Um conselho nomeado por Trump divulgou um plano para reformular fundamentalmente a Agência Federal de Gerenciamento de Emergências (FEMA), propondo transferir as responsabilidades de resposta a desastres para estados e governos locais, enquanto a crise climática continua tornando eventos climáticos extremos mais frequentes e severos. O "Conselho de Revisão da FEMA", de 12 membros - co-presidido pelo Secretário de Segurança Interna Markwayne Mullin e pelo Secretário de Defesa Pete Hegseth - declarou que é "hora de fechar o capítulo da FEMA", recomendando que a agência assuma "um papel mais de apoio" sob a doutrina de que a resposta a desastres deve ser "executada localmente, gerenciada por estados ou tribos, e apoiada federalmente".

Críticos observam que o relatório de 74 páginas usa a palavra "clima" exatamente uma vez, com zero referências à crise que está potencializando os próprios desastres que o sistema deveria gerenciar. Shana Udvardy, analista sênior de políticas de resiliência climática da Union of Concerned Scientists, disse que o conselho "perdeu completamente o momento em que estamos agora". As recomendações incluem exigir que os estados cumpram limites mais altos para declarações de desastres, deixar evacuação e abrigo para os locais, limitar pagamentos a proprietários de imóveis, substituir o programa de assistência pública da FEMA por pagamentos únicos em até 30 dias, reduzir auditorias e revisões ambientais federais, e empurrar o mercado privado para assumir o Programa Nacional de Seguro contra Inundações - que já carrega mais de US$ 20 bilhões em dívidas.

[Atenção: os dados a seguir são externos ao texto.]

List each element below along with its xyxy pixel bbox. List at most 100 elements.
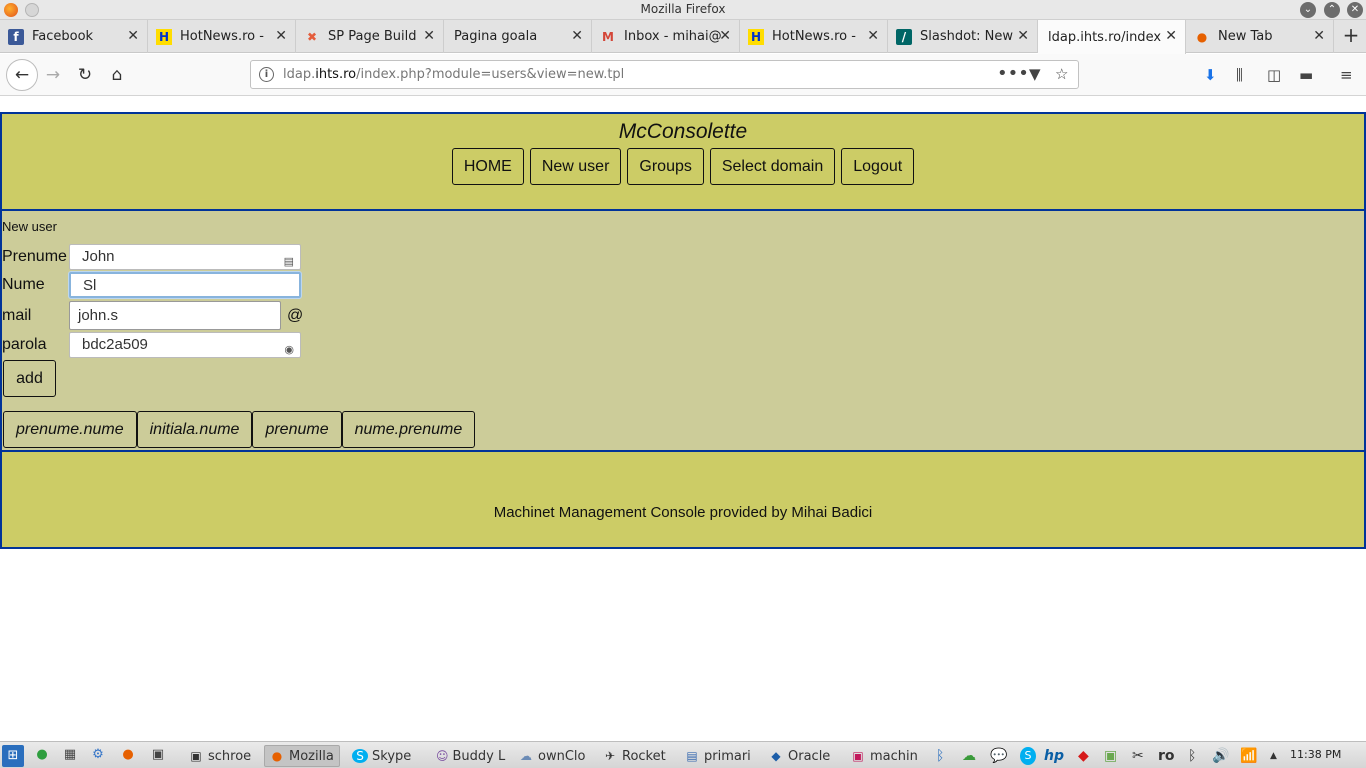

Enquanto isso, a administração Trump já cortou centenas de milhões em financiamento de preparação, a FEMA perdeu cerca de um terço de seus funcionários em tempo integral no ano passado, e o presidente negou muito mais declarações de desastres do que seus antecessores. Os danos causados por desastres climáticos e meteorológicos no primeiro semestre de 2025 ultrapassaram US$ 101 bilhões - "de longe o primeiro semestre mais caro de qualquer ano desde 1980", segundo o Dr. Adam Smith, agora no Climate Central depois que a administração Trump descontinuou o banco de dados federal que rastreava esses custos. O Dr. Andrew Rumbach, do Urban Institute, observou que muitos governos pequenos nem sequer têm departamentos dedicados de gerenciamento de emergências e "dependem muito da FEMA". Rafael Lemaitre, ex-diretor de relações públicas da FEMA, agora no Sabotaging Our Safety, resumiu: "Você não pode cortar seu caminho para uma agência de resposta a desastres capaz."